I'm working under the impression that $\overline{X}_{n} = n^{-1} \sum_{j = 1}^{n} X_{j}$.
Claim: Assume $\{X_{n}\}_{n \in \mathbb{N}}$ are i.i.d. random variables, $\mathbb{E}(|X_{1}|) < \infty$, and $Z$ is a random variable with $\mathbb{P}\{|Z| < \infty\} = 1$. Let $\mu \in \mathbb{R}$. If $\sqrt{n}(\overline{X}_{n} - \mu) \to Z$ in law, then $\mu = \mathbb{E}(X_{1})$.
As a consequence of the claim, the strong law of large numbers implies $\overline{X}_{n} \to \mu$.
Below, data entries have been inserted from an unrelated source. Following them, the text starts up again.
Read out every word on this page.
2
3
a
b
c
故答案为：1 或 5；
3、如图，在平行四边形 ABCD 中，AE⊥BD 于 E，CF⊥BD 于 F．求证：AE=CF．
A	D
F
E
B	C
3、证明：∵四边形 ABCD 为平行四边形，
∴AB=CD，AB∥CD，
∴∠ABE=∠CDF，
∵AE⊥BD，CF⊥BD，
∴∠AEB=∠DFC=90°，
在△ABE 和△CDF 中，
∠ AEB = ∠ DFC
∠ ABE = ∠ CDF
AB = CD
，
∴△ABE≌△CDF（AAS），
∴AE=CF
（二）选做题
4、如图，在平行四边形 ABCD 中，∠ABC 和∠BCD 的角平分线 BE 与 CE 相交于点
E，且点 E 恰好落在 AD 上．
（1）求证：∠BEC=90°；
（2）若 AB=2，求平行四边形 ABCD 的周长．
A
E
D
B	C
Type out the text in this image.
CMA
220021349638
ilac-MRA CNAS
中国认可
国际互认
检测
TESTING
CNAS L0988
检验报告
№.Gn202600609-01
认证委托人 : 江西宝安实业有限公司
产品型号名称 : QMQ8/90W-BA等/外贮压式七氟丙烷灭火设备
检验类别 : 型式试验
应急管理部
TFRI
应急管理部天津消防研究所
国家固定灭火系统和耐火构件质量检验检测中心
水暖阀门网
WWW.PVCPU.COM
Proof of the claim: By the strong law of large numbers and Egoroff's Theorem, there is an $\omega : [0,\infty) \to [0,\infty)$ and an event $\mathcal{C}$ such that $\mathbb{P}(\mathcal{C}) \geq 1/2$, $\lim_{\delta \to 0^{+}} \omega(\delta) = 0$, and \begin{equation*} |\overline{X}_{n} - \mathbb{E}(X_{1})| \leq \omega(n^{-1}) \quad \text{on} \, \, \mathcal{C}. \end{equation*}
At the same time, since $\mathbb{P}\{Z < \infty\} = 1$, Prokhorov's Theorem implies that there is an $M > 0$ such that \begin{equation*} \mathbb{P}\{|\sqrt{n}(\overline{X}_{n} - \mu)| \geq M \} \leq 1/4. \end{equation*}
It follows that, for each $n \in \mathbb{N}$, $\mathbb{P}(\{|\sqrt{n}(\overline{X}_{n} - \mu)| < M\} \cap \mathcal{C}) > 0$. On that event, we have \begin{equation*} \sqrt{n}(\mathbb{E}(X_{1}) - \mu) \leq \sqrt{n} \omega(n^{-1}) + \sqrt{n}(\overline{X}_{n} - \mu) \leq \sqrt{n} \omega(n^{-1}) + M. \end{equation*}
Since the extreme sides of the inequality are constants, we deduce that, for each $n \in \mathbb{N}$, \begin{equation*} \mathbb{E}(X_{1}) - \mu \leq \omega(n^{-1}) + M n^{-\frac{1}{2}}. \end{equation*} Sending $n \to \infty$, we find $\mathbb{E}(X_{1}) \leq \mu$.
A similar argument shows that $\mathbb{E}(X_{1}) \geq \mu$.